Avec les générations successives de « robots-conseillers », la première vague de démocratisation du secteur vise, depuis une quinzaine d'années, à proposer une alternative aux personnes ne disposant pas des moyens de bénéficier des services d'un professionnel. L'absence d'une dimension d'accompagnement de proximité dans ces outils les a malheureusement relégués à un rôle de plate-forme d'investissement certes accessible, mais avec laquelle le client est largement laissé seul devant ses choix.
La vision cible a maintenant changé, y compris chez les trublions d'autrefois, qui, pour les plus évolués, ont mis en place des modèles de conseil humain pour les utilisateurs « haut de gamme ». L'objectif privilégié consiste désormais à rendre ces approches plus efficaces, de manière à en abaisser les coûts et parvenir de la sorte à les ouvrir à une population plus large… qui ne pourra cependant englober l'immense majorité des ménages, modestes, voués, pour l'instant (à jamais ?), à rester à l'écart de la tendance.

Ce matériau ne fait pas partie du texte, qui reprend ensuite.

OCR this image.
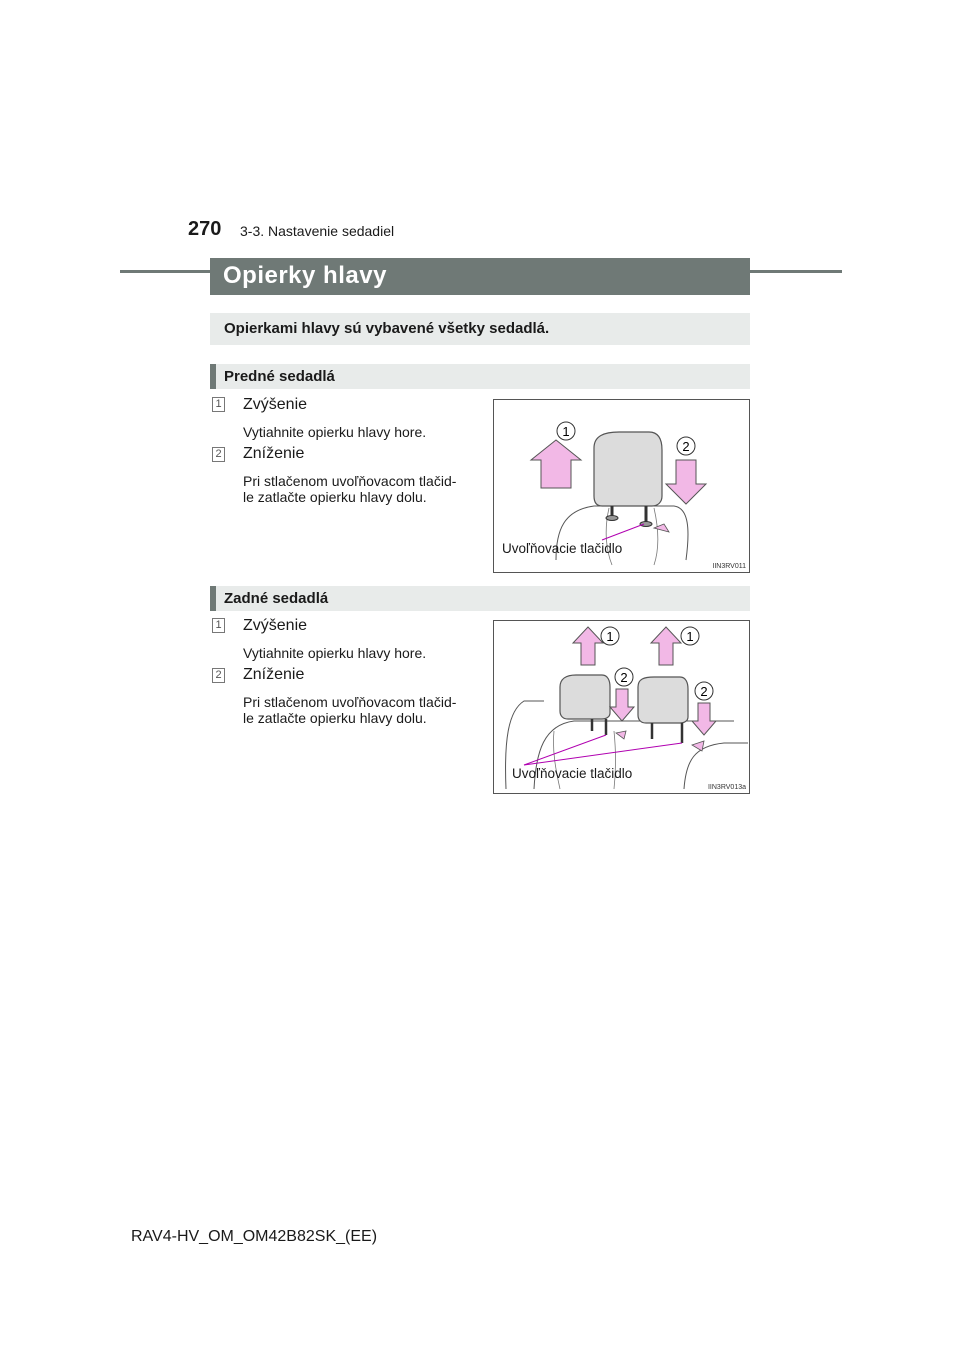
270 3-3. Nastavenie sedadiel
Opierky hlavy
Opierkami hlavy sú vybavené všetky sedadlá.
Predné sedadlá
1 Zvýšenie
Vytiahnite opierku hlavy hore.
2 Zníženie
Pri stlačenom uvoľňovacom tlačid-
le zatlačte opierku hlavy dolu.
1
2
Uvoľňovacie tlačidlo
IIN3RV011
Zadné sedadlá
1 Zvýšenie
Vytiahnite opierku hlavy hore.
2 Zníženie
Pri stlačenom uvoľňovacom tlačid-
le zatlačte opierku hlavy dolu.
1	1
2
2
Uvoľňovacie tlačidlo
IIN3RV013a
RAV4-HV_OM_OM42B82SK_(EE)
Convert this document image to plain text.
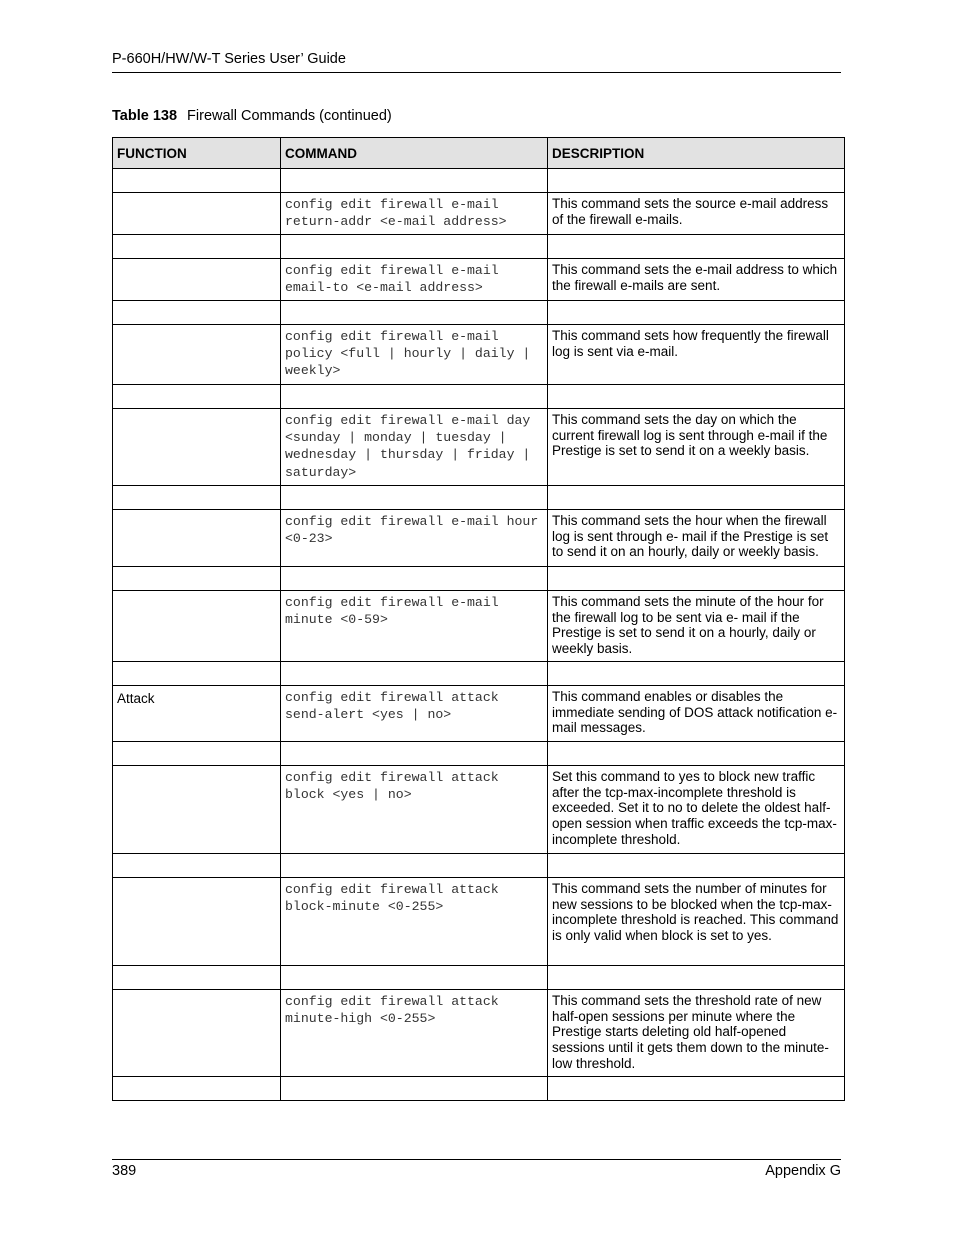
P-660H/HW/W-T Series User’ Guide
Table 138 Firewall Commands (continued)
FUNCTION	COMMAND	DESCRIPTION

	config edit firewall e-mail return-addr <e-mail address>	This command sets the source e-mail address of the firewall e-mails.

	config edit firewall e-mail email-to <e-mail address>	This command sets the e-mail address to which the firewall e-mails are sent.

	config edit firewall e-mail policy <full | hourly | daily | weekly>	This command sets how frequently the firewall log is sent via e-mail.

	config edit firewall e-mail day <sunday | monday | tuesday | wednesday | thursday | friday | saturday>	This command sets the day on which the current firewall log is sent through e-mail if the Prestige is set to send it on a weekly basis.

	config edit firewall e-mail hour <0-23>	This command sets the hour when the firewall log is sent through e- mail if the Prestige is set to send it on an hourly, daily or weekly basis.

	config edit firewall e-mail minute <0-59>	This command sets the minute of the hour for the firewall log to be sent via e- mail if the Prestige is set to send it on a hourly, daily or weekly basis.

Attack	config edit firewall attack send-alert <yes | no>	This command enables or disables the immediate sending of DOS attack notification e-mail messages.

	config edit firewall attack block <yes | no>	Set this command to yes to block new traffic after the tcp-max-incomplete threshold is exceeded. Set it to no to delete the oldest half-open session when traffic exceeds the tcp-max-incomplete threshold.

	config edit firewall attack block-minute <0-255>	This command sets the number of minutes for new sessions to be blocked when the tcp-max-incomplete threshold is reached. This command is only valid when block is set to yes.

	config edit firewall attack minute-high <0-255>	This command sets the threshold rate of new half-open sessions per minute where the Prestige starts deleting old half-opened sessions until it gets them down to the minute-low threshold.

389	Appendix G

Altruist se positionne clairement sur ce créneau, avec une solution propulsée à l'IA pour l'optimisation des processus administratifs qui consomment tellement de temps et d'énergie chez les conseillers, qu'ils préfèreraient consacrer à aider plus d'individus dans le pilotage de leur argent : ouvertures de compte (et les contraintes, notamment réglementaires, associées), suivi des portefeuilles et rapports contextualisés (incluant aussi un portail dédié pour les clients), pilotage des opérations, facturation…

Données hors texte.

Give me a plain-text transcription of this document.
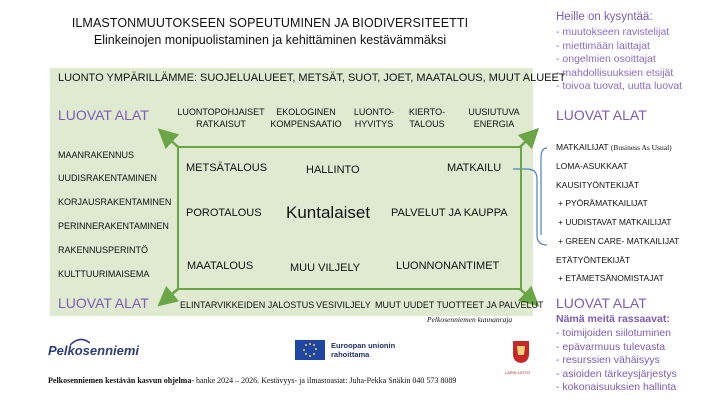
ILMASTONMUUTOKSEEN SOPEUTUMINEN JA BIODIVERSITEETTI
Elinkeinojen monipuolistaminen ja kehittäminen kestävämmäksi
LUONTO YMPÄRILLÄMME: SUOJELUALUEET, METSÄT, SUOT, JOET, MAATALOUS, MUUT ALUEET
LUOVAT ALAT
LUOVAT ALAT
LUONTOPOHJAISET
RATKAISUT
EKOLOGINEN
KOMPENSAATIO
LUONTO-
HYVITYS
KIERTO-
TALOUS
UUSIUTUVA
ENERGIA
MAANRAKENNUS
UUDISRAKENTAMINEN
KORJAUSRAKENTAMINEN
PERINNERAKENTAMINEN
RAKENNUSPERINTÖ
KULTTUURIMAISEMA
METSÄTALOUS	HALLINTO	MATKAILU
POROTALOUS Kuntalaiset PALVELUT JA KAUPPA
MAATALOUS	MUU VILJELY	LUONNONANTIMET
ELINTARVIKKEIDEN JALOSTUS VESIVILJELY MUUT UUDET TUOTTEET JA PALVELUT
Pelkosenniemen kunnanraja
Heille on kysyntää:
- muutokseen ravistelijat
- miettimään laittajat
- ongelmien osoittajat
- mahdollisuuksien etsijät
- toivoa tuovat, uutta luovat
LUOVAT ALAT
MATKAILIJAT (Business As Usual)
LOMA-ASUKKAAT
KAUSITYÖNTEKIJÄT
+ PYÖRÄMATKAILIJAT
+ UUDISTAVAT MATKAILIJAT
+ GREEN CARE- MATKAILIJAT
ETÄTYÖNTEKIJÄT
+ ETÄMETSÄNOMISTAJAT
LUOVAT ALAT
Nämä meitä rassaavat:
- toimijoiden siilotuminen
- epävarmuus tulevasta
- resurssien vähäisyys
- asioiden tärkeysjärjestys
- kokonaisuuksien hallinta
Pelkosenniemi	Euroopan unionin
rahoittama
LAPIN LIITTO
Pelkosenniemen kestävän kasvun ohjelma- hanke 2024 – 2026. Kestävyys- ja ilmastoasiat: Juha-Pekka Snäkin 040 573 8089
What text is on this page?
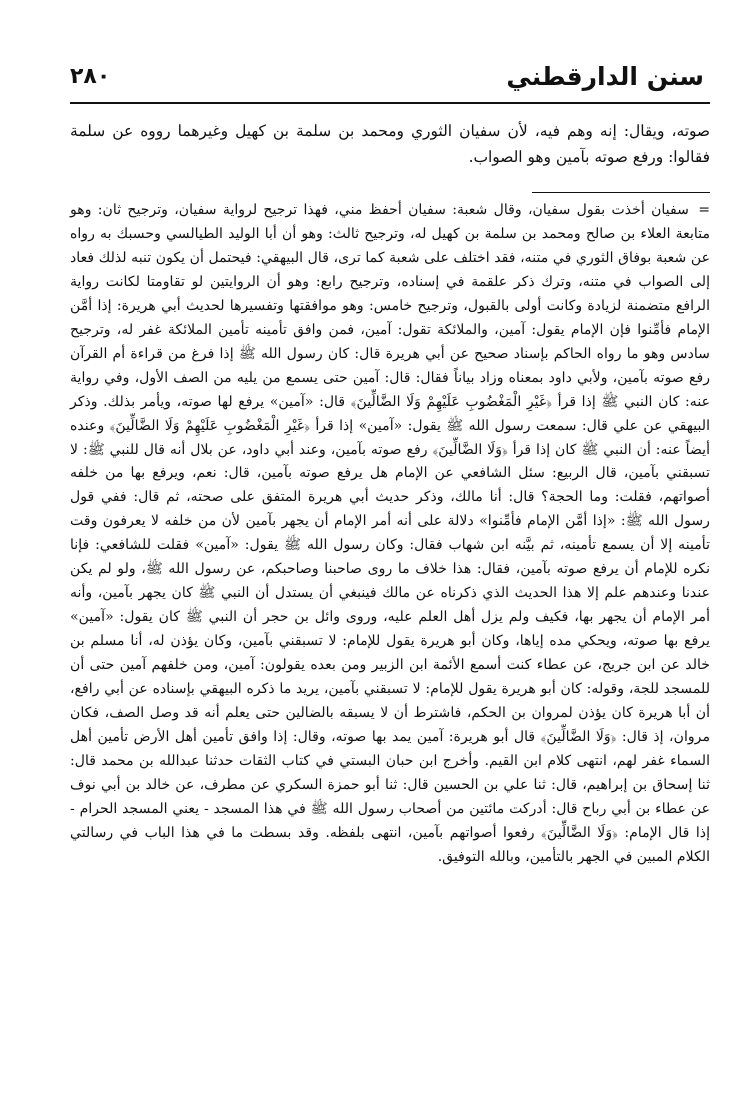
سنن الدارقطني
٢٨٠

صوته، ويقال: إنه وهم فيه، لأن سفيان الثوري ومحمد بن سلمة بن كهيل وغيرهما رووه عن سلمة فقالوا: ورفع صوته بآمين وهو الصواب.

= سفيان أخذت بقول سفيان، وقال شعبة: سفيان أحفظ مني، فهذا ترجيح لرواية سفيان، وترجيح ثان: وهو متابعة العلاء بن صالح ومحمد بن سلمة بن كهيل له، وترجيح ثالث: وهو أن أبا الوليد الطيالسي وحسبك به رواه عن شعبة بوفاق الثوري في متنه، فقد اختلف على شعبة كما ترى، قال البيهقي: فيحتمل أن يكون تنبه لذلك فعاد إلى الصواب في متنه، وترك ذكر علقمة في إسناده، وترجيح رابع: وهو أن الروايتين لو تقاومتا لكانت رواية الرافع متضمنة لزيادة وكانت أولى بالقبول، وترجيح خامس: وهو موافقتها وتفسيرها لحديث أبي هريرة: إذا أمَّن الإمام فأمِّنوا فإن الإمام يقول: آمين، والملائكة تقول: آمين، فمن وافق تأمينه تأمين الملائكة غفر له، وترجيح سادس وهو ما رواه الحاكم بإسناد صحيح عن أبي هريرة قال: كان رسول الله ﷺ إذا فرغ من قراءة أم القرآن رفع صوته بآمين، ولأبي داود بمعناه وزاد بياناً فقال: قال: آمين حتى يسمع من يليه من الصف الأول، وفي رواية عنه: كان النبي ﷺ إذا قرأ ﴿غَيْرِ الْمَغْضُوبِ عَلَيْهِمْ وَلَا الضَّالِّينَ﴾ قال: «آمين» يرفع لها صوته، ويأمر بذلك. وذكر البيهقي عن علي قال: سمعت رسول الله ﷺ يقول: «آمين» إذا قرأ ﴿غَيْرِ الْمَغْضُوبِ عَلَيْهِمْ وَلَا الضَّالِّينَ﴾ وعنده أيضاً عنه: أن النبي ﷺ كان إذا قرأ ﴿وَلَا الضَّالِّينَ﴾ رفع صوته بآمين، وعند أبي داود، عن بلال أنه قال للنبي ﷺ: لا تسبقني بآمين، قال الربيع: سئل الشافعي عن الإمام هل يرفع صوته بآمين، قال: نعم، ويرفع بها من خلفه أصواتهم، فقلت: وما الحجة؟ قال: أنا مالك، وذكر حديث أبي هريرة المتفق على صحته، ثم قال: ففي قول رسول الله ﷺ: «إذا أمَّن الإمام فأمِّنوا» دلالة على أنه أمر الإمام أن يجهر بآمين لأن من خلفه لا يعرفون وقت تأمينه إلا أن يسمع تأمينه، ثم بيَّنه ابن شهاب فقال: وكان رسول الله ﷺ يقول: «آمين» فقلت للشافعي: فإنا نكره للإمام أن يرفع صوته بآمين، فقال: هذا خلاف ما روى صاحبنا وصاحبكم، عن رسول الله ﷺ، ولو لم يكن عندنا وعندهم علم إلا هذا الحديث الذي ذكرناه عن مالك فينبغي أن يستدل أن النبي ﷺ كان يجهر بآمين، وأنه أمر الإمام أن يجهر بها، فكيف ولم يزل أهل العلم عليه، وروى وائل بن حجر أن النبي ﷺ كان يقول: «آمين» يرفع بها صوته، ويحكي مده إياها، وكان أبو هريرة يقول للإمام: لا تسبقني بآمين، وكان يؤذن له، أنا مسلم بن خالد عن ابن جريج، عن عطاء كنت أسمع الأئمة ابن الزبير ومن بعده يقولون: آمين، ومن خلفهم آمين حتى أن للمسجد للجة، وقوله: كان أبو هريرة يقول للإمام: لا تسبقني بآمين، يريد ما ذكره البيهقي بإسناده عن أبي رافع، أن أبا هريرة كان يؤذن لمروان بن الحكم، فاشترط أن لا يسبقه بالضالين حتى يعلم أنه قد وصل الصف، فكان مروان، إذ قال: ﴿وَلَا الضَّالِّينَ﴾ قال أبو هريرة: آمين يمد بها صوته، وقال: إذا وافق تأمين أهل الأرض تأمين أهل السماء غفر لهم، انتهى كلام ابن القيم. وأخرج ابن حبان البستي في كتاب الثقات حدثنا عبدالله بن محمد قال: ثنا إسحاق بن إبراهيم، قال: ثنا علي بن الحسين قال: ثنا أبو حمزة السكري عن مطرف، عن خالد بن أبي نوف عن عطاء بن أبي رباح قال: أدركت مائتين من أصحاب رسول الله ﷺ في هذا المسجد - يعني المسجد الحرام - إذا قال الإمام: ﴿وَلَا الضَّالِّينَ﴾ رفعوا أصواتهم بآمين، انتهى بلفظه. وقد بسطت ما في هذا الباب في رسالتي الكلام المبين في الجهر بالتأمين، وبالله التوفيق.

Le domaine de la gestion de patrimoine est historiquement en retard dans sa transformation « digitale » et cette situation crée une opportunité pour des jeunes pousses qui voient dans l'intelligence artificielle un moyen de combler le déficit (en France, Patrimind, dont je parlais récemment en fournit un autre exemple). En revanche, leurs offres adressent en priorité des enjeux de productivité dans les métiers existants plutôt que d'envisager une modernisation pourtant nécessaire de l'expérience client.
Je reste toutefois optimiste pour l'avenir, même si celui ci semble encore lointain, car, comme je le remarquais dans un article précédent, je pense que les acteurs qui commencent à convaincre la profession de recourir à l'IA dans leur quotidien – et l'irruption de Vanguard dans la bataille devrait accélérer le mouvement – prendront certainement conscience, avec leurs clients, des possibilités d'étendre progressivement leur périmètre d'intervention, en particulier en permettant à leurs outils d'offrir les niveaux de conseil primaires qui font aussi partie du train-train des spécialistes et peuvent couvrir une part importante des besoins des moins fortunés.